【10月14日 東方新報】世界的ピアニストであり、2008年の北京夏季五輪の開幕式やグラミー賞授賞式でのパフォーマンスでクラシックファン以外の人々にも親しまれている郎朗(ラン・ラン、Lang Lang)の自伝『奇跡のピアニスト・郎朗自伝―一歩ずつ進めば夢はかなう』(邦訳WAVE出版)が、ハリウッド(Hollywood)の映画製作会社によって映画化される。監督は『ビューティフル・マインド(英題:A Beautiful Mind)』など数々の名作を手掛け、『パヴァロッティ 太陽のテノール(英題:Pavalloti)』など音楽映画にも定評のあるロン・ハワード(Ron Howard)。

 しかし、なぜ郎朗の物語が今頃、ハリウッドで映画化されるのか?中国のSNSの微博(ウェイボー、Weibo)のクラシックファン・ユーザーたちの間では、この話題で持ち切りだ。貧困家庭から「奇跡の両手」とオランダ女王からも絶賛された天才ピアニスト・郎朗が誕生した背後には、「ナンバーワン」をあきらめない不屈の闘志を持つ父子の執念があった。その1980年代から90年代の中国的ハングリー精神、チャイナドリームが、今のハリウッド映画界をひきつけるのだろうか。

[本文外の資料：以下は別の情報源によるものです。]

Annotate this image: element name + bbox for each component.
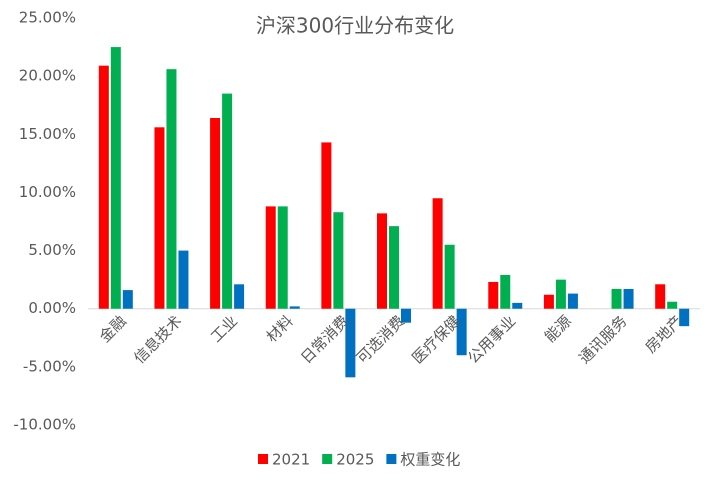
bar (210, 118, 221, 309)
bar (122, 290, 133, 309)
bar (488, 281, 499, 309)
bar (432, 198, 443, 309)
bar (98, 65, 109, 309)
bar (456, 308, 467, 356)
x-tick-label: 金融 (96, 312, 130, 346)
bar (567, 293, 578, 309)
bar (655, 284, 666, 309)
bar (401, 308, 411, 323)
bar (611, 288, 622, 309)
bar (345, 308, 356, 378)
y-tick-label: 0.00% (28, 299, 76, 317)
bar (444, 244, 455, 309)
y-tick-label: 5.00% (28, 241, 76, 259)
bar (333, 212, 344, 309)
bar (321, 142, 332, 309)
bar (543, 294, 554, 309)
bar (679, 308, 690, 327)
x-tick-label: 医疗保健 (408, 312, 463, 367)
y-tick-label: 15.00% (19, 125, 76, 143)
x-tick-label: 材料 (263, 312, 297, 346)
bar (555, 279, 566, 309)
bar (623, 288, 634, 309)
legend-label: 2025 (336, 451, 374, 469)
x-tick-label: 日常消费 (297, 312, 352, 367)
y-tick-label: 25.00% (19, 9, 76, 27)
bar (277, 206, 288, 309)
legend-swatch (386, 454, 397, 464)
bar (667, 301, 678, 309)
x-tick-label: 可选消费 (353, 312, 408, 367)
legend-label: 权重变化 (400, 451, 460, 469)
legend-swatch (322, 454, 333, 464)
bar (154, 127, 165, 309)
bar (222, 93, 233, 309)
bar (512, 302, 523, 309)
y-tick-label: 10.00% (19, 183, 76, 201)
bar (500, 274, 511, 309)
x-tick-label: 信息技术 (130, 312, 185, 367)
legend-swatch (258, 454, 268, 464)
bar (234, 284, 245, 309)
y-tick-label: 20.00% (19, 67, 76, 85)
y-tick-label: -10.00% (13, 416, 76, 434)
bar (389, 226, 399, 309)
x-tick-label: 工业 (207, 312, 241, 346)
legend-label: 2021 (272, 451, 310, 469)
bar (178, 250, 189, 309)
bar (166, 69, 177, 309)
bar (265, 206, 276, 309)
y-tick-label: -5.00% (23, 357, 76, 375)
x-tick-label: 能源 (541, 312, 575, 346)
x-tick-label: 房地产 (642, 312, 687, 357)
chart-title: 沪深300行业分布变化 (256, 14, 454, 38)
bar (110, 47, 121, 309)
bar (289, 306, 300, 309)
x-tick-label: 通讯服务 (575, 312, 630, 367)
bar (377, 213, 387, 309)
x-tick-label: 公用事业 (464, 312, 519, 367)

 郎朗の父、郎国(Lang Guo)さんは1970年代、中国の伝統弦楽器、二胡の演奏家。だが、プロでの一本立ちは難しく、雑技団の伴奏をしながら、工場労働で暮らしを支えていた。やがて瀋陽(Shen Yang)空軍文工団の試験に受かり、生活が安定した1982年、郎朗が生まれると、音楽家の夢を息子に託すことにした。

 郎朗は自伝のなかで、「父母はともに音楽を志したが、自分の理想を実現はできなかった。彼らの子供として、私は生まれたときから大きな期待を負っていた。彼らの期待が私を導き、巨大な成功に向かって私の背を推したのだ」と語っている。